Hint 1: What happens if you substitute $x=\frac 1n$? You will get a well known series.

Hint 2: One of the definitions of $e^a$ is given by $e^a=\lim_{n\to\infty}(1+\frac an)^n.$

  • 0
    I added a second hint.
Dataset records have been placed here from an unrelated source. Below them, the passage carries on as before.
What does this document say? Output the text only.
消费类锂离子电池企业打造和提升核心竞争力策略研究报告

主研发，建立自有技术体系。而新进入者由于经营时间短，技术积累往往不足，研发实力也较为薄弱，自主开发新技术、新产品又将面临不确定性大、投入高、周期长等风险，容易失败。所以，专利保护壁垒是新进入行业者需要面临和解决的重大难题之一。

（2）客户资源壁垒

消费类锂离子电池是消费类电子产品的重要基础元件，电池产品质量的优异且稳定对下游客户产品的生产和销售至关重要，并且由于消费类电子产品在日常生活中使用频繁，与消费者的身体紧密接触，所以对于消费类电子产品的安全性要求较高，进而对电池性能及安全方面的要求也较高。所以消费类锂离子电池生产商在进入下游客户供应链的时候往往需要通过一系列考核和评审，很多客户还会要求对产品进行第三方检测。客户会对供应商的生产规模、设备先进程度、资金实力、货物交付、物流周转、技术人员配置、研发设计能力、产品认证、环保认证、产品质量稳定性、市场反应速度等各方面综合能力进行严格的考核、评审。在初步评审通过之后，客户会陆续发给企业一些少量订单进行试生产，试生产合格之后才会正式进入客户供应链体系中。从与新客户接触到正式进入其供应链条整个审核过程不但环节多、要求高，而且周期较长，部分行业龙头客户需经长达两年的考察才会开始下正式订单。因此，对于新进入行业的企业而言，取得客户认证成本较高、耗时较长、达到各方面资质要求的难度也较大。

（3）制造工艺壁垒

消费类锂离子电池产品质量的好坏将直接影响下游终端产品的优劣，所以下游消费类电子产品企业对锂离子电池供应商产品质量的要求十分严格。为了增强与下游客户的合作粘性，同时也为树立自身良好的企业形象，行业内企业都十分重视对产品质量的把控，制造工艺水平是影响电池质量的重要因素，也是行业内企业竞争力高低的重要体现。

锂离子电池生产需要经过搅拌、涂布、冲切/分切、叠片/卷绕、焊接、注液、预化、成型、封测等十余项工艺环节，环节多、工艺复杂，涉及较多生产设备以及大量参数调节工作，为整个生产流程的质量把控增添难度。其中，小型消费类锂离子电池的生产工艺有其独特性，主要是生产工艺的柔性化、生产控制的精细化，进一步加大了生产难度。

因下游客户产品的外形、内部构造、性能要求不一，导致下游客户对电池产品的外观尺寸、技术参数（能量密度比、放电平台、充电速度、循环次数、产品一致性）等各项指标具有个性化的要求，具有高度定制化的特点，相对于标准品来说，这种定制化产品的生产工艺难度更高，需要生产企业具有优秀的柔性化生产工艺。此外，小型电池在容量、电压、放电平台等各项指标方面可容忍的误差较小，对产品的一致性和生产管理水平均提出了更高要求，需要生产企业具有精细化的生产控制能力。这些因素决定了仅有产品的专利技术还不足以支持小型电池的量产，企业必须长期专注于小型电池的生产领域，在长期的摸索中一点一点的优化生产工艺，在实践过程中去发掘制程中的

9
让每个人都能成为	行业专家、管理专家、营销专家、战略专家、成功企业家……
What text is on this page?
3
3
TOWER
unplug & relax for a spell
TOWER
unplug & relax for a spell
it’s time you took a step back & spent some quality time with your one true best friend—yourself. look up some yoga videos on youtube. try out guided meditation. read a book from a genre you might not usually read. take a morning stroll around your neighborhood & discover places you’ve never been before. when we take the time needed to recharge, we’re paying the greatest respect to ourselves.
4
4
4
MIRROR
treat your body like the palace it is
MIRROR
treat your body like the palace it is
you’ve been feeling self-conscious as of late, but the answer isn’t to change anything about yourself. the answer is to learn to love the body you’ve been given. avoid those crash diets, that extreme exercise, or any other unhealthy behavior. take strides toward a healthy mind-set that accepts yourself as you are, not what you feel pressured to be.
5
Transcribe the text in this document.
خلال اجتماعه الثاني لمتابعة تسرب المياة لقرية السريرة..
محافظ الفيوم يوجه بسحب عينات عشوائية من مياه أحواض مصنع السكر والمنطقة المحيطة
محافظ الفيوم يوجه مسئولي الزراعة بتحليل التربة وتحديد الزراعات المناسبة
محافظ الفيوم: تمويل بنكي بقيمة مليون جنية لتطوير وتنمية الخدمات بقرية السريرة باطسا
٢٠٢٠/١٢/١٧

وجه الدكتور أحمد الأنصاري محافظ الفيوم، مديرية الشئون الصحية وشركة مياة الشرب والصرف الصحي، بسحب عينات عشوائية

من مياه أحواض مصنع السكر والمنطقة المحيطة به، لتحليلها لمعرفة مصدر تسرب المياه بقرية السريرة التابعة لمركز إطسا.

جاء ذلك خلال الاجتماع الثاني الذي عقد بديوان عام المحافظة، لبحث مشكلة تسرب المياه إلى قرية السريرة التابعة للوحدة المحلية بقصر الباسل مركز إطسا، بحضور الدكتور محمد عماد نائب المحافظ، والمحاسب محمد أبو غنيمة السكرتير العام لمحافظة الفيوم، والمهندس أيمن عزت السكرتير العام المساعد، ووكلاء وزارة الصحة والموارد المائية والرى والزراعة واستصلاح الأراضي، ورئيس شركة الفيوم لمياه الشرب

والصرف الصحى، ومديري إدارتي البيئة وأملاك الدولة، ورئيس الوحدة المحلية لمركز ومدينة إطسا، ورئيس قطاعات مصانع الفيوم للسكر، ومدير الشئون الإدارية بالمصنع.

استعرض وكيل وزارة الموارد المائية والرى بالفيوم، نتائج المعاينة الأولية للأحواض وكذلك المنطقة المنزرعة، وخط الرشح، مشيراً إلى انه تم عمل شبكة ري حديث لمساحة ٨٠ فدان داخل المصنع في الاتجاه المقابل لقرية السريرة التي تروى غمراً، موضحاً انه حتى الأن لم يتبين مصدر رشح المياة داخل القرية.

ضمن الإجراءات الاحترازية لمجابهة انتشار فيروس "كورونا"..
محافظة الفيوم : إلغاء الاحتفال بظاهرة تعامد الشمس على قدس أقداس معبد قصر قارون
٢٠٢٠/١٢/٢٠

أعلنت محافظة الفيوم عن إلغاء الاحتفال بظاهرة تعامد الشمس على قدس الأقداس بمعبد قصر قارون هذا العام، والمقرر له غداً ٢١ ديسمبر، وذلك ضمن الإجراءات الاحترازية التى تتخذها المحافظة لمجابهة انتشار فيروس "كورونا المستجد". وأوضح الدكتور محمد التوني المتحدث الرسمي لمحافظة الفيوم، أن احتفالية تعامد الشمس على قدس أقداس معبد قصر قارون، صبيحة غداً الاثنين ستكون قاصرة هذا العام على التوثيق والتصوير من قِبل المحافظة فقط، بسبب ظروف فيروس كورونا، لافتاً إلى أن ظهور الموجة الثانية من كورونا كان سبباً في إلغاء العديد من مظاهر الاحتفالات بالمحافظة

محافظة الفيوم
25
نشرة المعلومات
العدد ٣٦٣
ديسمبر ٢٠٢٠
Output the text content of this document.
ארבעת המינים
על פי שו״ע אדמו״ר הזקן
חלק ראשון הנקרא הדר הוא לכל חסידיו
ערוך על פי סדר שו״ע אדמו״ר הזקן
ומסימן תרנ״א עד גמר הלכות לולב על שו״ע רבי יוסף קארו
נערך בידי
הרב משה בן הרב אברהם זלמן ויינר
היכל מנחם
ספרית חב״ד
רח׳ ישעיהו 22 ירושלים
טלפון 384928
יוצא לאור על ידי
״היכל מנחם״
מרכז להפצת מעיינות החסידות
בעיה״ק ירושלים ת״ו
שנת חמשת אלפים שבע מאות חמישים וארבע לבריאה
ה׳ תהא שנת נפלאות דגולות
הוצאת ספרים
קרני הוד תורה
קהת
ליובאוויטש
Does that help?2012-05-21
2

$\lim_{x \rightarrow0} (1-3 \cdot x)^{\frac{1}{x}}$ = $\lim_{x \rightarrow0} ((1+(-3) \cdot x)^{\frac{1}{-3x}})^{{-3}}$ = $e^{{-3}}$

  • 0
    Wait but that is only true if $e^{\frac{\ln(1-3x)}{x}}$ is continuous at $x=0$ isn't it?2012-05-21
2

Following the ideas of Simon and Prasad: if you know that $\,\displaystyle{\lim_{x\to\infty}\left(1+\frac{a}{f(x)}\right)^{f(x)}=e^a}\,$ for any function $\,f(x)\,$ s.t. $\,\displaystyle{\lim_{x\to\infty} f(x)=\infty}\,$ , then you're done as $\lim_{x\to 0}(1-3x)^{1/x}=\lim_{x\to 0}\left(1-\frac{3}{1/x}\right)^{1/x}=e^{-3}$